Le ministre de l'Intérieur vénézuélien, Diosdado Cabello, a affirmé ce mardi à Caracas que le projet bolivarien restera en place et a promis que Nicolás Maduro reviendra au pouvoir. Les déclarations ont été faites lors de la Grande Marche des Femmes, au milieu de la crise politique que traverse le Venezuela après l'arrestation de Maduro par des forces américaines.
Dans un message diffusé sur les réseaux sociaux et enregistré par des utilisateurs ayant assisté à l'événement, Cabello a affirmé : “Il est vrai que c'est triste de se moquer de sa propre malchance, car ceux qui rient en pensant ‘ils n'ont pas emmené Nicolás, ils l'ont enlevé, la révolution bolivarienne va s'effondrer’, ne connaissent pas ce peuple, ils ne le connaissent pas. Nous avons perdu le commandant Hugo Chávez, nous n'avons pas la capacité de le ramener physiquement, car ils l'ont tué, mais nous allons effectivement ramener Nicolás.”
Lors de son discours sur l'avenue Bolívar, Cabello a réitéré que "la dictature ne tombera pas" et a appelé la population et les forces armées à ne pas tomber dans "le jeu de l'ennemi", en faisant référence à la capture de l'ancien président. Il a soutenu que l'"unité révolutionnaire" reste intacte et a qualifié les versions contraires de faisant partie d'une "stratégie de déstabilisation internationale".

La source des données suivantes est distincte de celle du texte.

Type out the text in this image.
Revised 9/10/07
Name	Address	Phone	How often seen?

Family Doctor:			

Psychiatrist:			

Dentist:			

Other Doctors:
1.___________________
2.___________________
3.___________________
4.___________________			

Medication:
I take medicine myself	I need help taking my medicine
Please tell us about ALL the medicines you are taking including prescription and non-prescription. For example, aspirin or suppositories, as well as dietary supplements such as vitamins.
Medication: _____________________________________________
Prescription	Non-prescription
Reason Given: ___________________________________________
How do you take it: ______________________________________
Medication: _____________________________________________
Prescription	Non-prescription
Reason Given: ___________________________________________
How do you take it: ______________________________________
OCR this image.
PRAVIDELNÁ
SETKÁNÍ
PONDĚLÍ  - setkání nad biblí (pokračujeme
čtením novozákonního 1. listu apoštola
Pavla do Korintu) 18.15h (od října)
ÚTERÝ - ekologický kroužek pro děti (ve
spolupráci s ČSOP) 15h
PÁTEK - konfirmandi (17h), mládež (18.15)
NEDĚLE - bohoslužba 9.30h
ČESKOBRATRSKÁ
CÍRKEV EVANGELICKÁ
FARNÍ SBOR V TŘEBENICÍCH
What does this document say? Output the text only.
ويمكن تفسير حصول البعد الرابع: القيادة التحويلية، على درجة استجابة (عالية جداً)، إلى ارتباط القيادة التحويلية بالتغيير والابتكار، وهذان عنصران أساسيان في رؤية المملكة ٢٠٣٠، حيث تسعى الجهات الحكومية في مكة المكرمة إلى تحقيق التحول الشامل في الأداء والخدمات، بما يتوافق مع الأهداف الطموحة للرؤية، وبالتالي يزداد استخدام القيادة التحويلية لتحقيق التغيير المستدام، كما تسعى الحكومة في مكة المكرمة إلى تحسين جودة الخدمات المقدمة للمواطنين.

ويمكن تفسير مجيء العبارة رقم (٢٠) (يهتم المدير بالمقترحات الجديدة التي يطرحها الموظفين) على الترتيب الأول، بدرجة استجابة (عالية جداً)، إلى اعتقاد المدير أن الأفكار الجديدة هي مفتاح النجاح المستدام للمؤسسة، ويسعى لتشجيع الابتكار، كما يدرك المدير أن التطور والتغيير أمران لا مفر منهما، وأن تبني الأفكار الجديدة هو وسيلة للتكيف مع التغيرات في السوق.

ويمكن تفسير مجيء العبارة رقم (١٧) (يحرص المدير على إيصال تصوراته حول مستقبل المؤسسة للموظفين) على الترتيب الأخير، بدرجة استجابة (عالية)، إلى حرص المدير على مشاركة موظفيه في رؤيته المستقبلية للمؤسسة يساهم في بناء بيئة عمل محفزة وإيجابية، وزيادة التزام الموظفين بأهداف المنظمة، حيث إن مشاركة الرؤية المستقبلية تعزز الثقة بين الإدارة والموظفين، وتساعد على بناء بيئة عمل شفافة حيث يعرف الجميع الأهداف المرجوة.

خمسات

La Maison Blanche, pour sa part, a averti Diosdado Cabello qu'il pourrait "subir le même sort que Maduro" s'il n'aide pas à la gouvernabilité de la présidente intérimaire, Delcy Rodríguez, selon Reuters, cité par El País. D'après ces sources, Washington considère que Cabello — qui contrôle une partie des forces de sécurité et des groupes civils armés — peut jouer un rôle clé pour maintenir la stabilité durant le processus de transition.
Le rapport ajoute que Cabello, accusé par les États-Unis de narcotrafic, est perçu comme l'un des rares dirigeants chavistes capables de perturber l'ordre interne et, en même temps, comme un interlocuteur nécessaire pour garantir que le pays n'entre pas dans un scénario de chaos. L'administration du président Donald Trump a clairement indiqué qu'elle s'attend à une coopération des dirigeants chavistes qui restent dans le pays.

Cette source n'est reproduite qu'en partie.